Se c’è un dato che impressiona in questa Serie A, è il numero degli infortunati: 76 (settantasei, proprio così) finora, dopo sette partite. Settantasei su poco più di cinquecento: di fatto, quasi un quinto dell’intero parco giocatori che vanta la massima serie italiana. È tanto? Sì. Ma a preoccupare sono i tipi di infortunio: perché di quei settantasei, tredici sono per rottura del legamento crociato. C’è chi se lo trascina dallo scorso anno (come Scalvini o Schurrs), c’è a chi è capitato durante la preparazione estiva. C’è chi, invece, si è dovuto fermare ora: Bremer una settimana fa; Zapata, invece, oggi. Stagione finita per l’attaccante e capitano del Torino, stagione finita anche per il difensore brasiliano.

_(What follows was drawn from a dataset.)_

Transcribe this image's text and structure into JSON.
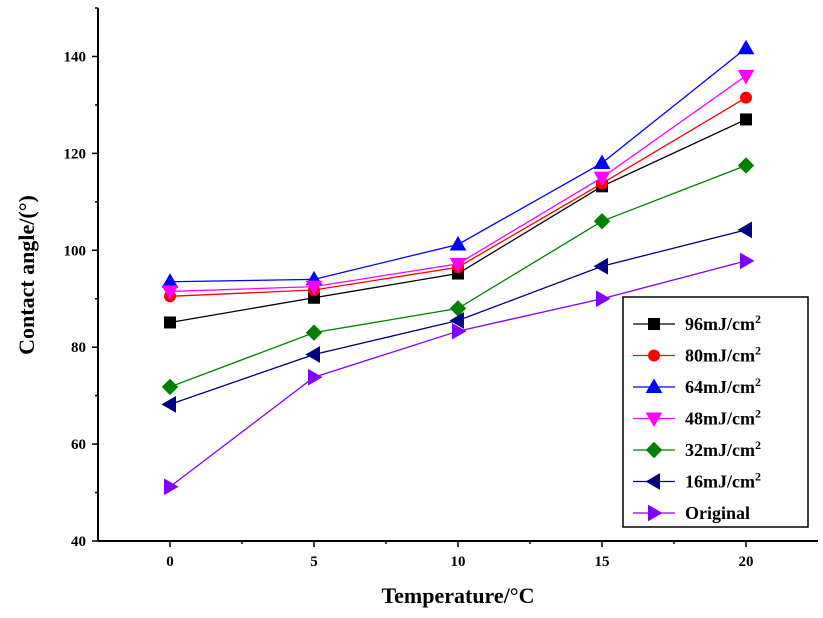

Salvo miracoli. “Ci vogliono almeno sette mesi per recuperare bene da un infortunio come questo”, conferma a ilfattoquotidiano.it Renato Misischi, ex medico sociale del Torino, medico chirurgo specializzato proprio in traumi a spalle e ginocchia.
Che per i giocatori, nel caso delle gambe, stanno diventando un problema serissimo. “Nello specifico”, spiega Misischi, “la lesione del crociato può avvenire in vari modi. Quelli principali sono due: o da contatto (cioè scontro) durante una partita, o in autonomia. Nel secondo caso, dipende tutto dal movimento, da come si effettua la torsione sul terreno. Il meccanismo della giocata non è naturale e si arriva al cedimento del legamento”. Che è dolorosissimo.

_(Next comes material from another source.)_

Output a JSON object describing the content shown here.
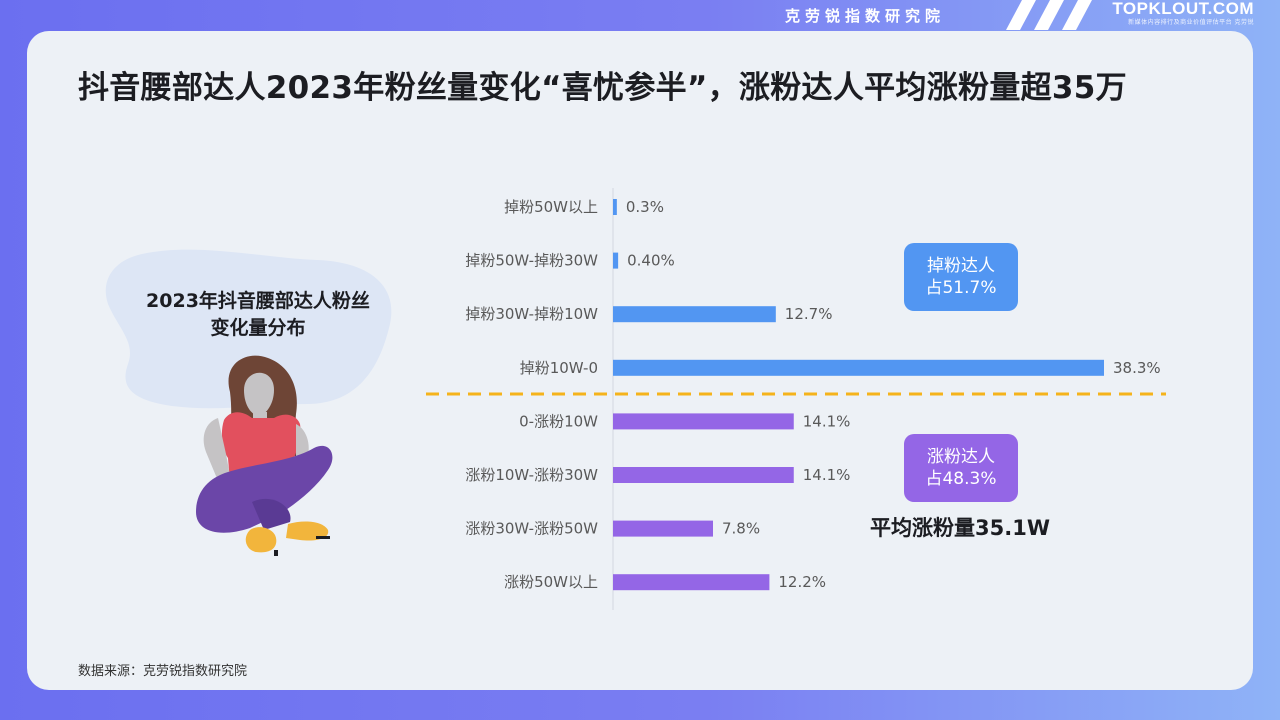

Ma da cosa è causato? “Io vorrei sfatare un mito: la preparazione fisica è importante, perché porta a maggiore protezione dell’articolazione, ma non determinante ai fini dell’accadimento. E nemmeno l’alto numero delle partite: è normale che più si giochi, più aumenti la percentuale di infortunati. Ma è un dato statistico banale”. Cosa può quindi aver portato a un aumento di questo tipo di infortuni? “A cambiare è il modo di giocare, vale a dire la richiesta verso il calciatore: si cercano atleti sempre più strutturati dal punto di vista fisico, con un’estremizzazione della velocità del gesto tecnico”. Vale a dire che i giocatori devono essere rapidi ma anche potenti, con un’esasperazione della giocata che può portare guai seri.

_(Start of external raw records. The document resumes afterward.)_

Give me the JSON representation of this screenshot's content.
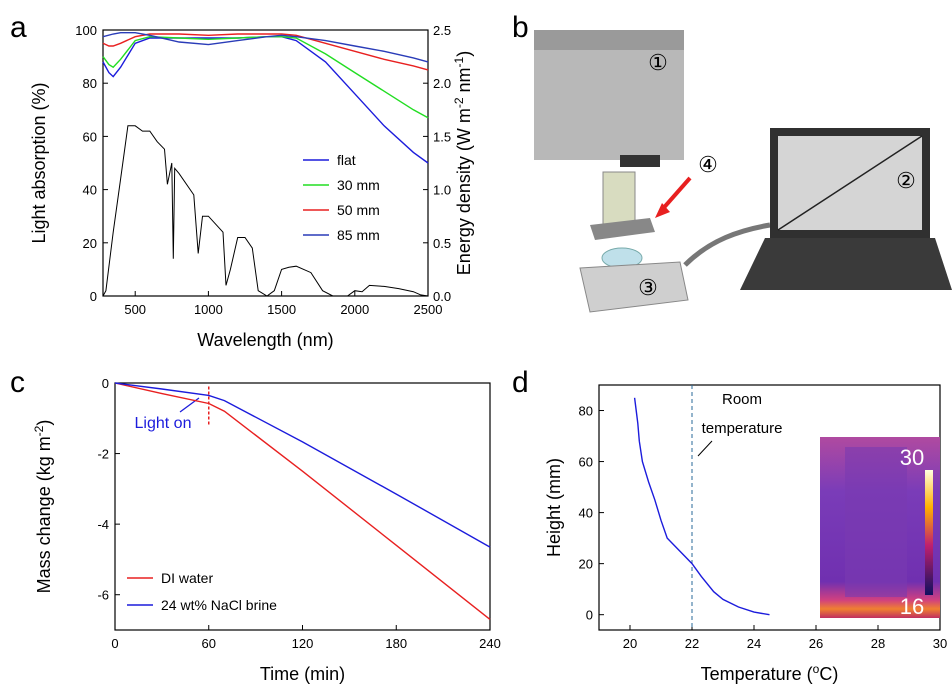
{
  "chart_data": [
    {
      "type": "line",
      "panel_label": "a",
      "x_label": [
        "Wavelength (nm)"
      ],
      "y_label": [
        "Light absorption (%)"
      ],
      "y2_label": [
        "Energy density (W m",
        "-2",
        " nm",
        "-1",
        ")"
      ],
      "xlim": [
        280,
        2500
      ],
      "xticks": [
        500,
        1000,
        1500,
        2000,
        2500
      ],
      "ylim": [
        0,
        100
      ],
      "yticks": [
        0,
        20,
        40,
        60,
        80,
        100
      ],
      "y2lim": [
        0,
        2.5
      ],
      "y2ticks": [
        {
          "value": 0,
          "label": "0.0"
        },
        0.5,
        {
          "value": 1,
          "label": "1.0"
        },
        1.5,
        {
          "value": 2,
          "label": "2.0"
        },
        2.5
      ],
      "legend": "center right",
      "series": [
        {
          "name": "flat",
          "color": "#1c1cdc",
          "x": [
            280,
            320,
            350,
            400,
            500,
            600,
            800,
            1000,
            1200,
            1400,
            1500,
            1600,
            1800,
            2000,
            2200,
            2400,
            2500
          ],
          "values": [
            88,
            84,
            82.5,
            86,
            95,
            97,
            97,
            97,
            97,
            97.5,
            97.5,
            96,
            88,
            76,
            64,
            54,
            50
          ]
        },
        {
          "name": "30 mm",
          "color": "#22dd22",
          "x": [
            280,
            320,
            350,
            400,
            500,
            600,
            800,
            1000,
            1200,
            1400,
            1500,
            1600,
            1800,
            2000,
            2200,
            2400,
            2500
          ],
          "values": [
            90,
            87,
            86,
            89,
            96,
            97.5,
            97,
            96.5,
            97,
            97.5,
            97.5,
            97,
            91,
            84,
            77,
            70,
            67
          ]
        },
        {
          "name": "50 mm",
          "color": "#e82020",
          "x": [
            280,
            320,
            350,
            400,
            500,
            600,
            800,
            1000,
            1200,
            1400,
            1500,
            1600,
            1800,
            2000,
            2200,
            2400,
            2500
          ],
          "values": [
            95,
            94,
            94,
            95,
            97.5,
            98.5,
            98.5,
            98,
            98.5,
            98.5,
            98.5,
            98,
            95,
            92,
            89,
            86.5,
            85
          ]
        },
        {
          "name": "85 mm",
          "color": "#2a3cb8",
          "x": [
            280,
            350,
            400,
            500,
            600,
            800,
            1000,
            1200,
            1400,
            1500,
            1600,
            1800,
            2000,
            2200,
            2400,
            2500
          ],
          "values": [
            97.5,
            98.5,
            99,
            99,
            98,
            95.5,
            94.5,
            96,
            97.5,
            98,
            97.5,
            96,
            94,
            92,
            89.5,
            88
          ]
        },
        {
          "color": "#000000",
          "axis": "y2",
          "x": [
            280,
            300,
            350,
            400,
            430,
            450,
            500,
            550,
            600,
            650,
            700,
            720,
            750,
            760,
            770,
            800,
            900,
            930,
            960,
            1000,
            1100,
            1120,
            1150,
            1200,
            1250,
            1300,
            1340,
            1400,
            1450,
            1500,
            1550,
            1600,
            1700,
            1780,
            1850,
            1950,
            2000,
            2050,
            2100,
            2200,
            2300,
            2400,
            2450,
            2500
          ],
          "values": [
            0,
            0.05,
            0.6,
            1.1,
            1.4,
            1.6,
            1.6,
            1.55,
            1.55,
            1.45,
            1.38,
            1.05,
            1.25,
            0.35,
            1.2,
            1.15,
            0.95,
            0.4,
            0.75,
            0.75,
            0.6,
            0.1,
            0.25,
            0.55,
            0.55,
            0.45,
            0.05,
            0,
            0.05,
            0.25,
            0.27,
            0.28,
            0.22,
            0.05,
            0,
            0,
            0.05,
            0.04,
            0.1,
            0.09,
            0.07,
            0.04,
            0.01,
            0
          ]
        }
      ]
    },
    {
      "type": "line",
      "panel_label": "c",
      "x_label": [
        "Time (min)"
      ],
      "y_label": [
        "Mass change (kg m",
        "-2",
        ")"
      ],
      "xlim": [
        0,
        240
      ],
      "xticks": [
        0,
        60,
        120,
        180,
        240
      ],
      "ylim": [
        -7,
        0
      ],
      "yticks": [
        0,
        -2,
        -4,
        -6
      ],
      "legend": "lower left",
      "vline": 60,
      "annotation": [
        "Light on"
      ],
      "series": [
        {
          "name": "DI water",
          "color": "#e82020",
          "x": [
            0,
            30,
            60,
            70,
            120,
            180,
            240
          ],
          "values": [
            0,
            -0.3,
            -0.58,
            -0.8,
            -2.5,
            -4.6,
            -6.7
          ]
        },
        {
          "name": "24 wt% NaCl brine",
          "color": "#1c1cdc",
          "x": [
            0,
            30,
            60,
            70,
            120,
            180,
            240
          ],
          "values": [
            0,
            -0.17,
            -0.35,
            -0.5,
            -1.67,
            -3.15,
            -4.65
          ]
        }
      ]
    },
    {
      "type": "line",
      "panel_label": "d",
      "x_label": [
        "Temperature (",
        "o",
        "C)"
      ],
      "y_label": [
        "Height (mm)"
      ],
      "xlim": [
        19,
        30
      ],
      "xticks": [
        20,
        22,
        24,
        26,
        28,
        30
      ],
      "ylim": [
        -6,
        90
      ],
      "yticks": [
        0,
        20,
        40,
        60,
        80
      ],
      "vline": 22,
      "annotation": [
        "Room",
        "temperature"
      ],
      "inset_labels": [
        "30",
        "16"
      ],
      "series": [
        {
          "color": "#1c1cdc",
          "x": [
            24.5,
            24,
            23.5,
            23,
            22.7,
            22.3,
            22,
            21.6,
            21.2,
            21,
            20.8,
            20.6,
            20.4,
            20.3,
            20.25,
            20.2,
            20.15
          ],
          "values": [
            0,
            1,
            3,
            6,
            9,
            15,
            20,
            25,
            30,
            37,
            45,
            52,
            60,
            68,
            75,
            80,
            85
          ]
        }
      ]
    }
  ],
  "photo": {
    "panel_label": "b",
    "callouts": [
      "①",
      "②",
      "③",
      "④"
    ]
  }
}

“La questione delle partite, poi, è davvero relativa. In allenamento posso garantire come l’intensità sia altissima. Anzi, se possibile anche più alta, perché non esistono possibili tentazioni come le simulazioni o perdite di tempo. Ho visto, purtroppo, infortuni gravissimi capitare proprio in allenamento, dove si giocano partite allo stesso livello agonistico di quelle ufficiali”.. Un aspetto da non sottovalutare, questo, che può aprire a un’altra questione: cosa si chiede a un giocatore? Il problema sono i minuti giocati o il modo in cui si deve stare in campo?